The electrolyte on the negative (anode) side is water-based, while the electrolyte on the positive side contains an organic amine compound. This amine is used to hold the bromine in the solution. When the ZNBR battery is charged, zinc metal is plated as a film on the anode side of a plastic-composite electrode. At the same time, bromide ions oxidize into bromine and form a byproduct that sinks to the bottom of the cathode electrolyte tank. When the battery is discharged, the plated zinc metal is oxidized and dissolved in the aqueous electrolyte, releasing two electrons to the anode used to power an electric device. As the electrons return through the cathode (positive electrode), the bromine in the amine byproduct is converted into two negative bromide ions and combined to form a zinc bromide solution. 

Unlike a lithium-ion battery with a 90 percent overall charge-discharge efficiency, a ZNBR is in the 65-75 percent efficiency range. Redflow in Australia and Primus Power in the U.S. are two companies commercializing zinc-bromine flow batteries. A ZNBR battery is scalable through the size of the electrolyte tanks: Redflow makes a 10 kilowatt-hour (kWh) system, while Primus Power has a 125 kWh unit.

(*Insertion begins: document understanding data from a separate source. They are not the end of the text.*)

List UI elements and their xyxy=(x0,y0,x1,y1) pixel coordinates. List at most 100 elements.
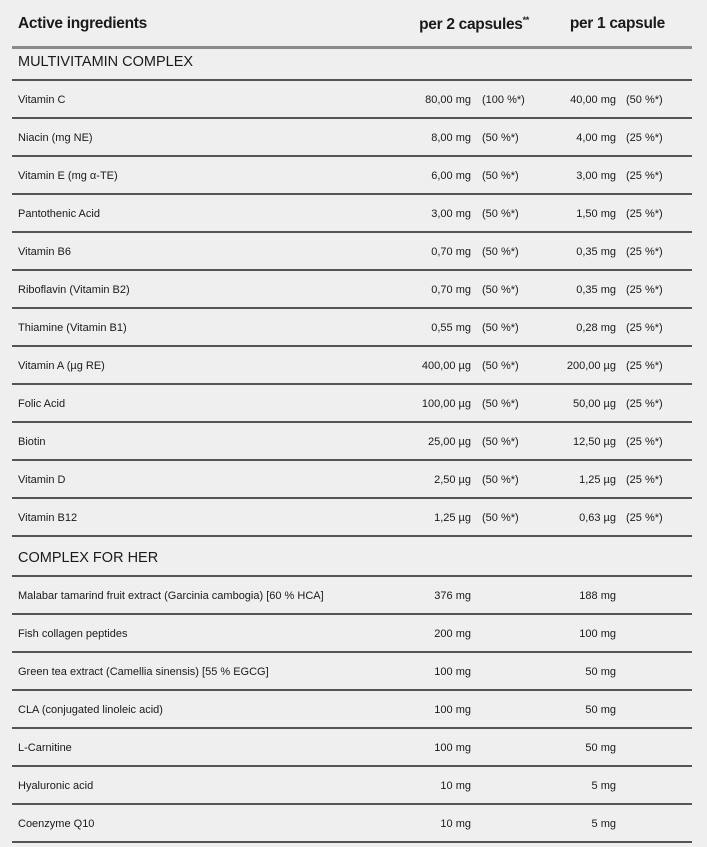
amount-per-1: 50,00 µg xyxy=(572,398,616,410)
table-row: Thiamine (Vitamin B1) 0,55 mg 0,28 mg (50… xyxy=(12,309,692,347)
percent-per-2: (50 %*) xyxy=(482,170,519,182)
percent-per-1: (25 %*) xyxy=(626,474,663,486)
table-row: L-Carnitine 100 mg 50 mg xyxy=(12,729,692,767)
table-row: Riboflavin (Vitamin B2) 0,70 mg 0,35 mg (… xyxy=(12,271,692,309)
section-header: MULTIVITAMIN COMPLEX xyxy=(12,49,692,81)
percent-per-1: (25 %*) xyxy=(626,398,663,410)
ingredient-name: Riboflavin (Vitamin B2) xyxy=(18,284,130,296)
percent-per-2: (50 %*) xyxy=(482,284,519,296)
table-row: Vitamin B12 1,25 µg 0,63 µg (50 %*) (25 %*… xyxy=(12,499,692,537)
amount-per-2: 0,55 mg xyxy=(431,322,471,334)
ingredient-name: Vitamin D xyxy=(18,474,66,486)
amount-per-1: 50 mg xyxy=(585,704,616,716)
amount-per-1: 0,28 mg xyxy=(576,322,616,334)
ingredient-name: Vitamin B6 xyxy=(18,246,71,258)
ingredient-name: Pantothenic Acid xyxy=(18,208,100,220)
table-row: Vitamin D 2,50 µg 1,25 µg (50 %*) (25 %*) xyxy=(12,461,692,499)
amount-per-2: 25,00 µg xyxy=(427,436,471,448)
amount-per-1: 1,50 mg xyxy=(576,208,616,220)
table-row: CLA (conjugated linoleic acid) 100 mg 50… xyxy=(12,691,692,729)
ingredient-name: Coenzyme Q10 xyxy=(18,818,95,830)
percent-per-1: (25 %*) xyxy=(626,170,663,182)
amount-per-2: 80,00 mg xyxy=(425,94,471,106)
amount-per-1: 50 mg xyxy=(585,666,616,678)
ingredient-name: Vitamin B12 xyxy=(18,512,78,524)
amount-per-1: 12,50 µg xyxy=(572,436,616,448)
percent-per-2: (50 %*) xyxy=(482,132,519,144)
amount-per-1: 5 mg xyxy=(591,818,616,830)
ingredient-name: Vitamin C xyxy=(18,94,66,106)
ingredient-name: Hyaluronic acid xyxy=(18,780,94,792)
percent-per-1: (25 %*) xyxy=(626,208,663,220)
amount-per-2: 3,00 mg xyxy=(431,208,471,220)
ingredient-name: Green tea extract (Camellia sinensis) [5… xyxy=(18,666,269,678)
amount-per-2: 10 mg xyxy=(440,780,471,792)
percent-per-1: (25 %*) xyxy=(626,512,663,524)
ingredient-name: Thiamine (Vitamin B1) xyxy=(18,322,127,334)
table-row: Biotin 25,00 µg 12,50 µg (50 %*) (25 %*) xyxy=(12,423,692,461)
table-row: Pantothenic Acid 3,00 mg 1,50 mg (50 %*) (… xyxy=(12,195,692,233)
percent-per-1: (25 %*) xyxy=(626,436,663,448)
amount-per-1: 0,63 µg xyxy=(579,512,616,524)
amount-per-2: 100,00 µg xyxy=(421,398,471,410)
amount-per-1: 0,35 mg xyxy=(576,284,616,296)
table-row: Coenzyme Q10 10 mg 5 mg xyxy=(12,805,692,843)
percent-per-1: (25 %*) xyxy=(626,322,663,334)
table-row: Green tea extract (Camellia sinensis) [5… xyxy=(12,653,692,691)
percent-per-1: (25 %*) xyxy=(626,246,663,258)
table-row: Niacin (mg NE) 8,00 mg 4,00 mg (50 %*) (25… xyxy=(12,119,692,157)
percent-per-2: (50 %*) xyxy=(482,322,519,334)
table-row: Folic Acid 100,00 µg 50,00 µg (50 %*) (25 … xyxy=(12,385,692,423)
table-row: Malabar tamarind fruit extract (Garcinia… xyxy=(12,577,692,615)
percent-per-2: (50 %*) xyxy=(482,360,519,372)
percent-per-1: (25 %*) xyxy=(626,284,663,296)
table-row: Vitamin E (mg α-TE) 6,00 mg 3,00 mg (50 %… xyxy=(12,157,692,195)
amount-per-1: 5 mg xyxy=(591,780,616,792)
section-title: MULTIVITAMIN COMPLEX xyxy=(18,54,194,70)
section-header: COMPLEX FOR HER xyxy=(12,537,692,577)
amount-per-2: 376 mg xyxy=(434,590,471,602)
amount-per-2: 10 mg xyxy=(440,818,471,830)
amount-per-2: 100 mg xyxy=(434,666,471,678)
amount-per-1: 0,35 mg xyxy=(576,246,616,258)
footnote-mark: ** xyxy=(522,15,530,25)
percent-per-1: (25 %*) xyxy=(626,360,663,372)
amount-per-2: 2,50 µg xyxy=(434,474,471,486)
section-title: COMPLEX FOR HER xyxy=(18,550,159,566)
amount-per-1: 3,00 mg xyxy=(576,170,616,182)
ingredient-name: Fish collagen peptides xyxy=(18,628,128,640)
percent-per-2: (50 %*) xyxy=(482,474,519,486)
amount-per-1: 4,00 mg xyxy=(576,132,616,144)
table-row: Hyaluronic acid 10 mg 5 mg xyxy=(12,767,692,805)
percent-per-2: (100 %*) xyxy=(482,94,525,106)
amount-per-2: 0,70 mg xyxy=(431,284,471,296)
percent-per-1: (50 %*) xyxy=(626,94,663,106)
amount-per-2: 0,70 mg xyxy=(431,246,471,258)
percent-per-2: (50 %*) xyxy=(482,398,519,410)
amount-per-1: 200,00 µg xyxy=(566,360,616,372)
ingredient-name: Biotin xyxy=(18,436,46,448)
table-row: Fish collagen peptides 200 mg 100 mg xyxy=(12,615,692,653)
table-header: Active ingredients per 2 capsules** per … xyxy=(12,0,692,49)
header-per-2-label: per 2 capsules xyxy=(419,16,523,34)
header-active-ingredients: Active ingredients xyxy=(18,15,147,32)
ingredients-table: Active ingredients per 2 capsules** per … xyxy=(12,0,692,843)
header-per-1-capsule: per 1 capsule xyxy=(569,15,665,32)
amount-per-1: 188 mg xyxy=(579,590,616,602)
ingredient-name: Vitamin A (µg RE) xyxy=(18,360,105,372)
table-row: Vitamin B6 0,70 mg 0,35 mg (50 %*) (25 %*) xyxy=(12,233,692,271)
percent-per-1: (25 %*) xyxy=(626,132,663,144)
amount-per-2: 8,00 mg xyxy=(431,132,471,144)
amount-per-2: 200 mg xyxy=(434,628,471,640)
amount-per-2: 400,00 µg xyxy=(421,360,471,372)
amount-per-1: 40,00 mg xyxy=(570,94,616,106)
amount-per-2: 100 mg xyxy=(434,704,471,716)
table-row: Vitamin C 80,00 mg 40,00 mg (100 %*) (50 %… xyxy=(12,81,692,119)
percent-per-2: (50 %*) xyxy=(482,436,519,448)
ingredient-name: Niacin (mg NE) xyxy=(18,132,93,144)
amount-per-2: 1,25 µg xyxy=(434,512,471,524)
ingredient-name: L-Carnitine xyxy=(18,742,72,754)
amount-per-1: 50 mg xyxy=(585,742,616,754)
amount-per-1: 100 mg xyxy=(579,628,616,640)
percent-per-2: (50 %*) xyxy=(482,512,519,524)
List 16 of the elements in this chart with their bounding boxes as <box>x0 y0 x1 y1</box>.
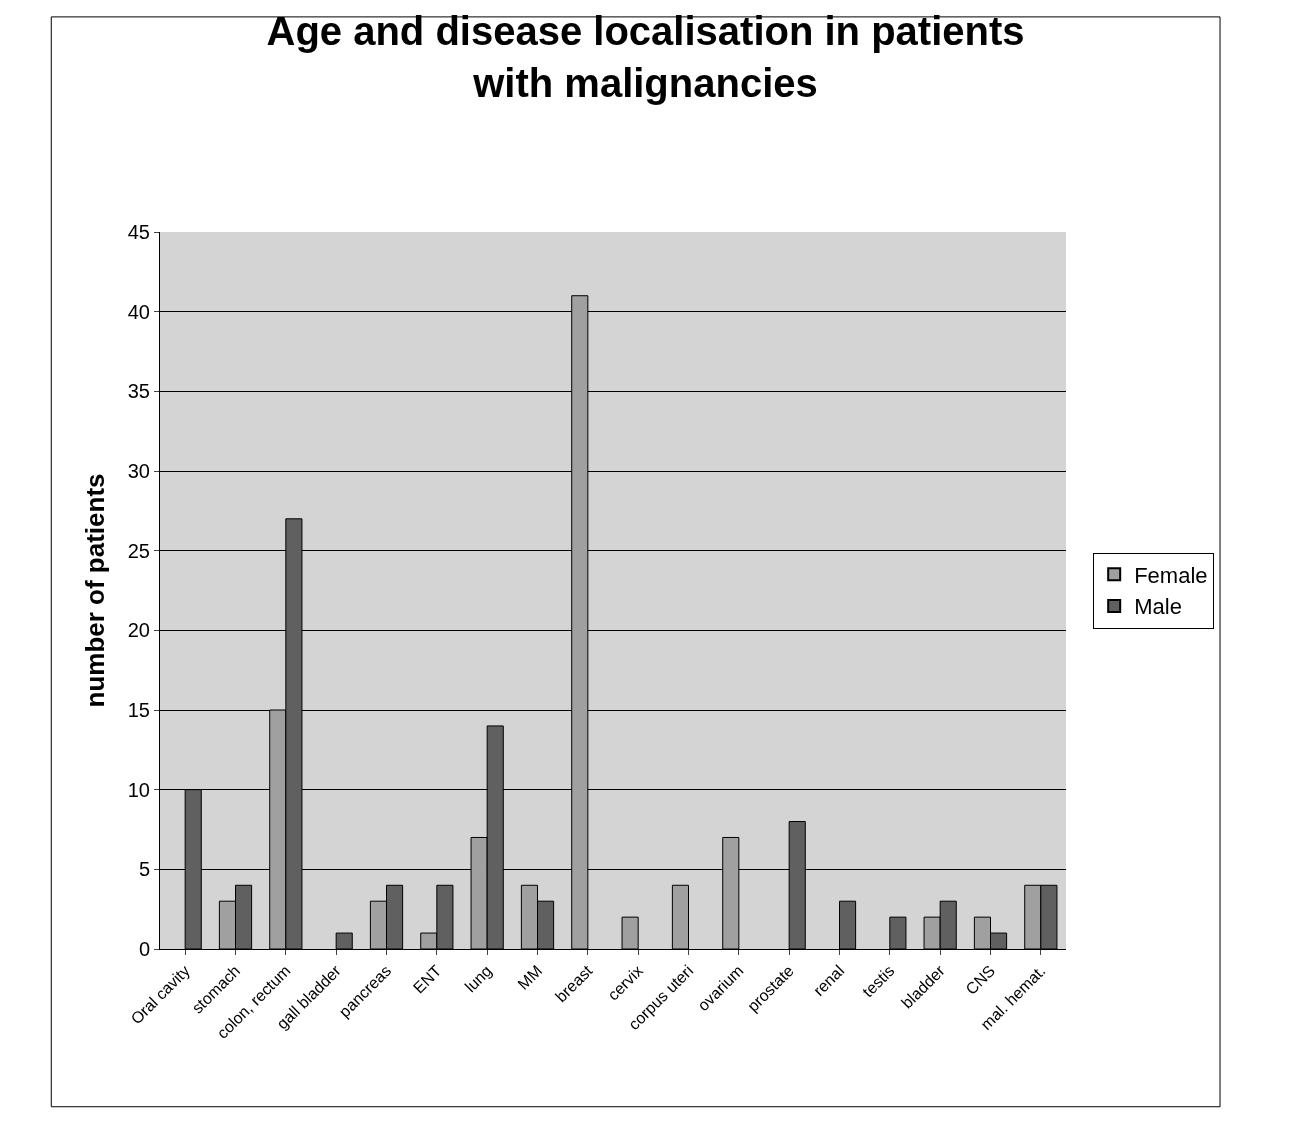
y-tick-label: 20 <box>127 619 150 642</box>
y-tick-label: 15 <box>127 699 150 721</box>
y-tick-label: 10 <box>127 778 150 801</box>
x-tick-label: MM <box>514 961 546 993</box>
legend-label: Female <box>1134 562 1208 588</box>
y-tick-label: 30 <box>127 460 150 482</box>
y-tick-label: 5 <box>138 858 150 881</box>
x-tick-label: lung <box>461 961 495 996</box>
y-tick-label: 45 <box>127 221 150 243</box>
y-tick-label: 40 <box>127 300 150 323</box>
y-tick-label: 25 <box>127 539 150 562</box>
y-tick-label: 0 <box>138 938 150 960</box>
y-tick-label: 35 <box>127 380 150 403</box>
legend-label: Male <box>1134 594 1182 620</box>
y-axis-title: number of patients <box>80 473 111 708</box>
chart-title: Age and disease localisation in patients with malignancies <box>266 8 1025 105</box>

ZBM3 zinc bromide flow battery. Image used courtesy of Redflow

ZBM3 zinc bromide flow battery. Image used courtesy of Redflow


Proton Exchange Membrane

Proton exchange membrane (PEM) flow batteries use a proton-conducting membrane to separate the positive (cathode) and negative (anode) electrodes. PEMs are a newer type of flow battery and act as a combination of electrolyzer, using charging electrical energy to split water into hydrogen and oxygen, and a fuel cell, combining the hydrogen and oxygen like a fuel cell during discharge to produce free electrons. A solid-state metal hydride electrode can be used as one of the electrodes to store the hydrogen that forms during charging. 

Because of their higher power density, PEM flow batteries are being discussed for use in EVs to replace lithium-ion batteries. Like lithium-ion cells, they exhibit high efficiency, losing little energy between the charge and discharge cycles. 


PEM flow battery. Image used courtesy of RMIT University

PEM flow battery. Image used courtesy of RMIT University


What’s Next for Flow Batteries?

In the future, flow batteries will play a crucial role in developing renewable energy systems. Renewables like solar and wind energy need energy storage to store excess energy generated during periods of high production and release it during periods of low production. Flow batteries are ideal for this problem, as they can store large amounts of energy and release it quickly when needed.

Flow batteries are also expected to be used in microgrid systems, which are small-scale energy grids independent of the traditional electrical grid. Microgrids are becoming increasingly popular as they provide a more reliable power source, especially in rural areas or areas prone to power outages. Additionally, flow batteries are useful in backup power systems to provide electrical support during power outages and natural disasters.

As the number of EVs on the roads has increased dramatically, the demand for lithium in their batteries will continue to grow. Flow batteries provide a viable alternative to using lithium-ion batteries in grid storage, saving lithium for EVs.